La sua genialità stava nell’alternare verità e menzogne. Trasmetteva notizie vere ma con un leggero ritardo, in modo che i tedeschi potessero verificarle senza però danneggiare gli Alleati. Poi, al momento giusto, inseriva la disinformazione cruciale. Nello spionaggio, la coerenza è tutto: se ogni dettaglio torna, la fiducia diventa cieca.

A Londra, l’MI5 si accorse di questo misterioso e preziosissimo agente tedesco. Capirono subito il suo gioco e il suo potenziale, così lo reclutarono e lo portarono finalmente nel Regno Unito. Fu allora che nacque Garbo, il suo nome in codice britannico, in onore della grande attrice Greta Garbo, maestra dell’interpretazione. Affiancato dall’ufficiale Tomás Harris, Joan perfezionò la sua rete fantasma, continuando a comunicare con i tedeschi, ma questa volta sotto la regia del controspionaggio britannico.

Il suo capolavoro arrivò nel 1944. Gli Alleati stavano preparando lo sbarco in Normandia (Operazione Overlord), ma il successo dipendeva da un inganno colossale: l’Operazione Fortitude. L’obiettivo era convincere l’Alto Comando tedesco che il vero sbarco sarebbe avvenuto a Pas-de-Calais, il punto più stretto della Manica. Furono usati carri armati gonfiabili, finte basi militari e falsi segnali radio. Ma serviva una voce fidata che confermasse tutto dall’interno. Quella voce fu Garbo.

Con pazienza e meticolosità, Garbo inviò rapporti che descrivevano un grande esercito, guidato dal temuto generale Patton, pronto a colpire Pas-de-Calais. Quando il 6 giugno 1944 le truppe alleate sbarcarono davvero in Normandia, Joan fece la sua mossa più audace: comunicò ai suoi contatti tedeschi che quello sbarco era solo un diversivo. L’attacco principale, insistette, doveva ancora arrivare. I tedeschi gli credettero. Per settimane cruciali, tennero bloccate intere divisioni corazzate in attesa di un’invasione fantasma, mentre gli Alleati consolidavano la loro posizione in Normandia. Da quel momento, il destino della guerra in Europa era segnato.
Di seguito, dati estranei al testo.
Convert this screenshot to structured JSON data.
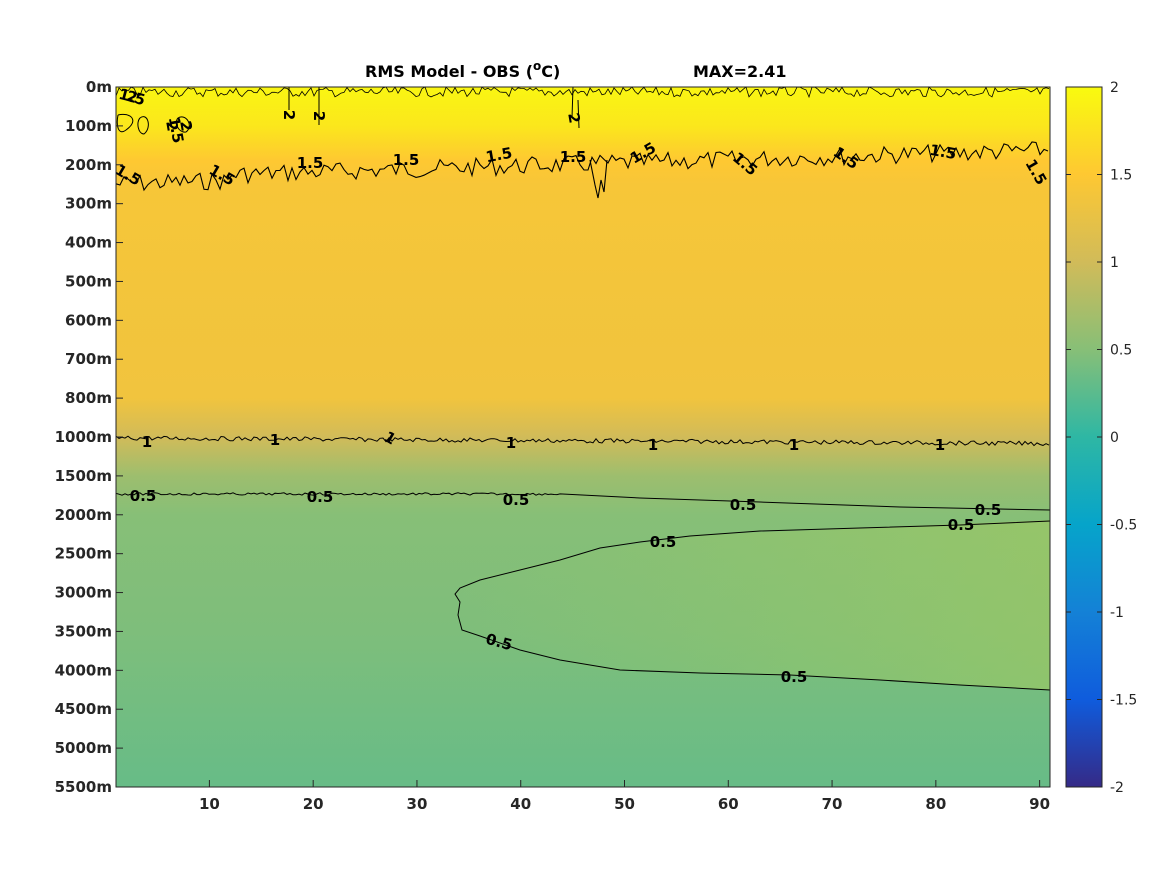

La storia di Garbo è ricca di dettagli sorprendenti:

  • La sua rete di agenti inesistenti era così credibile che i tedeschi pagarono stipendi, rimborsi e persino una pensione alla vedova… di una spia fantasma.
  • Fu l’unica persona decorata da entrambi gli schieramenti: ricevette la Croce di Ferro dalla Germania per la sua (finta) lealtà e fu nominato Membro dell’Ordine dell’Impero Britannico dalla Gran Bretagna.
  • Nei primi mesi, descrisse la vita britannica senza mai averla vista, basandosi su film, libri e orari dei treni. Un suo rapporto venne quasi smascherato perché descrisse uomini di Liverpool come persone che “avrebbero fatto qualunque cosa per un litro di vino”, un’abitudine decisamente poco inglese.

Finita la guerra, Joan Pujol García temeva ritorsioni naziste. Con l’aiuto dell’MI5, simulò la sua morte e si costruì una nuova vita in Venezuela, scomparendo nel nulla. Fu ritrovato solo negli anni ’80 dallo scrittore Nigel West, che riportò alla luce la sua incredibile vicenda. Morì a Caracas nel 1988.

La sua eredità è una lezione straordinaria sul potere dell’immaginazione. In un’epoca di tecnologia e armi devastanti, un uomo con un taccuino e una buona dose di coraggio costruì un mondo finto capace di cambiare il corso del mondo reale. Dimostrò che, a volte, la più grande arma non è quella che spara, ma quella che racconta la storia più convincente.